TCMB'nin verilerine göre, yurtdışında yerleşik kişilerin mülkiyetindeki hisse senedi stokları 21 Temmuz haftasında önceki haftaya göre piyasa fiyatı değişimi ve kur farkından arındırılmış olarak net 251 milyon dolar artış gösterdi. Toplam brüt stok ise 50,5 milyar dolardan 52,1 milyar dolar seviyesine yükseldi.
Aynı dönemde hisse senedinde yabancı payı portföy büyüklüğü açısından %65,61 civarında belirgin bir değişim göstermedi. Bu oran son durumda ise %65,37 seviyesinde bulunuyor.
BIST 100 Endeksi risk alma iştahına paralel, yaklaşık iki haftadır yukarı yönlü trend içinde hareket ediyor. Endeksteki yaklaşık %8’lik yükseliş gelişmekte olan ülke borsalarına benzer hareketten kaynaklandı. Ancak BIST 100 gelişmekte olan ülke borsalarının üzerinde performans gösterdi. Endeks dolar kurundaki geri çekilmenin de desteği ile 108 binin üzerine yönelirken, tarihi zirve seviyelerini ileri taşıdı. Teknik olarak 108.500 direncinin aşılması yükselişin devamı açısından öne çıkıyor. Bu seviyenin altında 107.750 ve 107.500 destek seviyeleri olarak takip edilebilir.
Yurtdışında yerleşik kişilerin mülkiyetindeki devlet iç borçlanma senedi (DİBS) stoğu ise piyasa fiyatı değişimi ve kur farkından arındırılmış olarak net 1,9 milyar dolar artış gösterdi.
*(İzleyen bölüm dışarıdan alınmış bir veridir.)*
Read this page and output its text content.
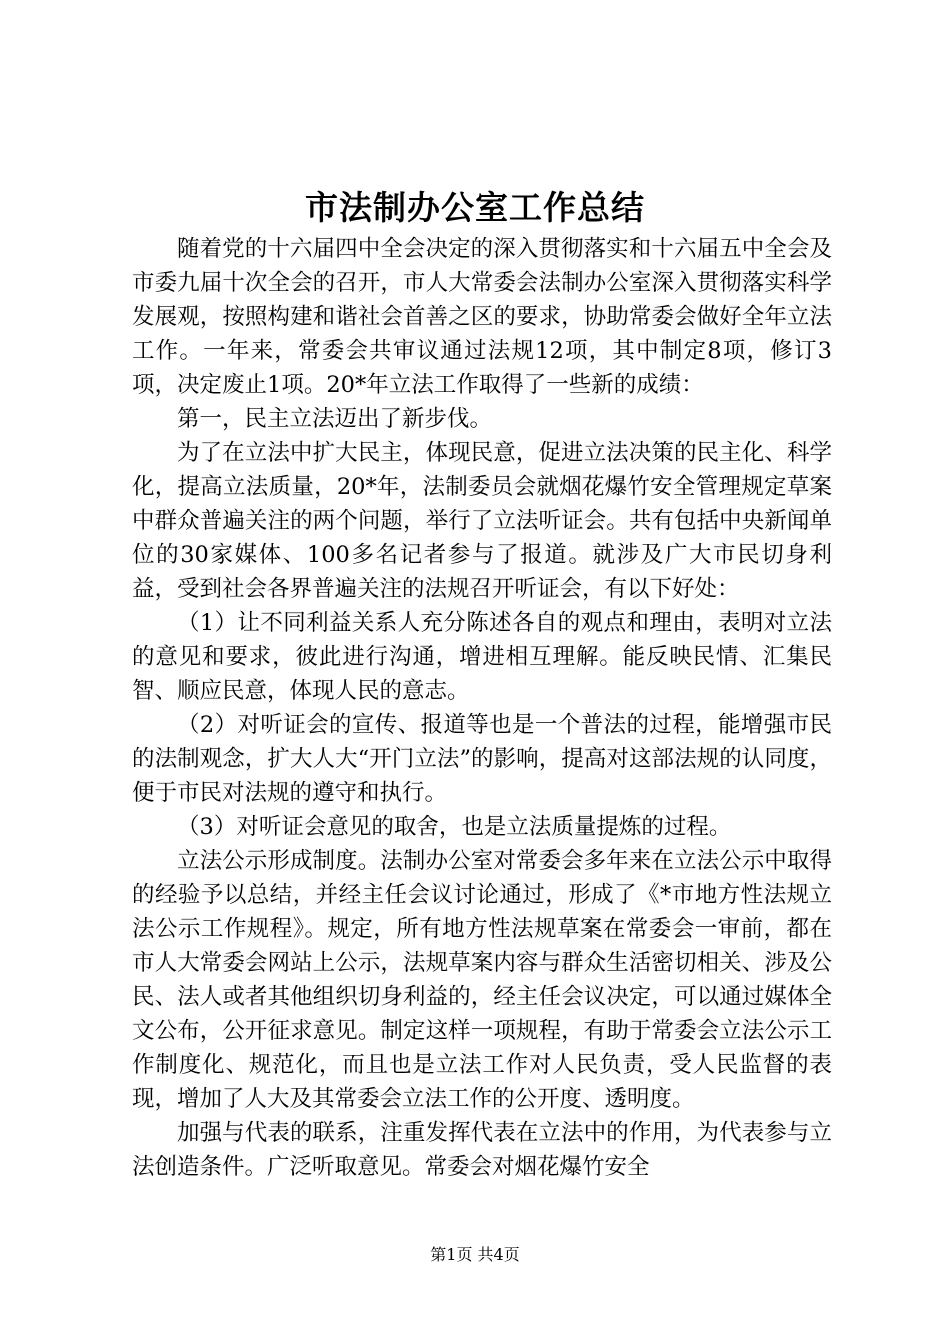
市法制办公室工作总结

随着党的十六届四中全会决定的深入贯彻落实和十六届五中全会及市委九届十次全会的召开，市人大常委会法制办公室深入贯彻落实科学发展观，按照构建和谐社会首善之区的要求，协助常委会做好全年立法工作。一年来，常委会共审议通过法规12项，其中制定8项，修订3项，决定废止1项。20*年立法工作取得了一些新的成绩：

第一，民主立法迈出了新步伐。

为了在立法中扩大民主，体现民意，促进立法决策的民主化、科学化，提高立法质量，20*年，法制委员会就烟花爆竹安全管理规定草案中群众普遍关注的两个问题，举行了立法听证会。共有包括中央新闻单位的30家媒体、100多名记者参与了报道。就涉及广大市民切身利益，受到社会各界普遍关注的法规召开听证会，有以下好处：

（1）让不同利益关系人充分陈述各自的观点和理由，表明对立法的意见和要求，彼此进行沟通，增进相互理解。能反映民情、汇集民智、顺应民意，体现人民的意志。

（2）对听证会的宣传、报道等也是一个普法的过程，能增强市民的法制观念，扩大人大“开门立法”的影响，提高对这部法规的认同度，便于市民对法规的遵守和执行。

（3）对听证会意见的取舍，也是立法质量提炼的过程。

立法公示形成制度。法制办公室对常委会多年来在立法公示中取得的经验予以总结，并经主任会议讨论通过，形成了《*市地方性法规立法公示工作规程》。规定，所有地方性法规草案在常委会一审前，都在市人大常委会网站上公示，法规草案内容与群众生活密切相关、涉及公民、法人或者其他组织切身利益的，经主任会议决定，可以通过媒体全文公布，公开征求意见。制定这样一项规程，有助于常委会立法公示工作制度化、规范化，而且也是立法工作对人民负责，受人民监督的表现，增加了人大及其常委会立法工作的公开度、透明度。

加强与代表的联系，注重发挥代表在立法中的作用，为代表参与立法创造条件。广泛听取意见。常委会对烟花爆竹安全

第1页 共4页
Toplam brüt stok ise 31,2 milyar dolardan 33,4 milyar dolar seviyesine yükseldi.
Yabancıların DİBS portföyünün toplam pazar içindeki payı geçen hafta %23,4 (önceki: %22,1) repo hariç olarak DİBS stoğu içerisindeki yabancı payı ise %21,5 seviyesinde gerçekleşti (Önceki: %20,2)
TCMB’nin politika faiz oranını (%8), faiz koridorunun alt bandını (gecelik borçlanma faiz oranı) %7,25’te, faiz koridorunun üst bandını (gecelik borç verme faiz oranı) %9,25’te, geç likidite penceresini %12,25’te sabit bıraktı. STCMB, son aylarda yaşanan maliyet yönlü gelişmelerin ve gıda fiyatlarında beklenen kısmi düzeltmenin sınırlayıcı etkisine rağmen, enflasyonun bulunduğu yüksek seviyelerin fiyatlama davranışlarına dair risk oluşturduğunu, bu çerçevede sıkı para politikası duruşunun korunmasına karar verdiğini belirtti. Döviz kurlarındaki geri çekilme kısa vadede içeride tahvil-bono faizlerinde düşüşe neden olabilir. Ancak TCMB’nin sıkı duruş sergilemesi nedeniyle TL cinsi faizlerde aşağı yönlü marjı sınırlı buluyoruz.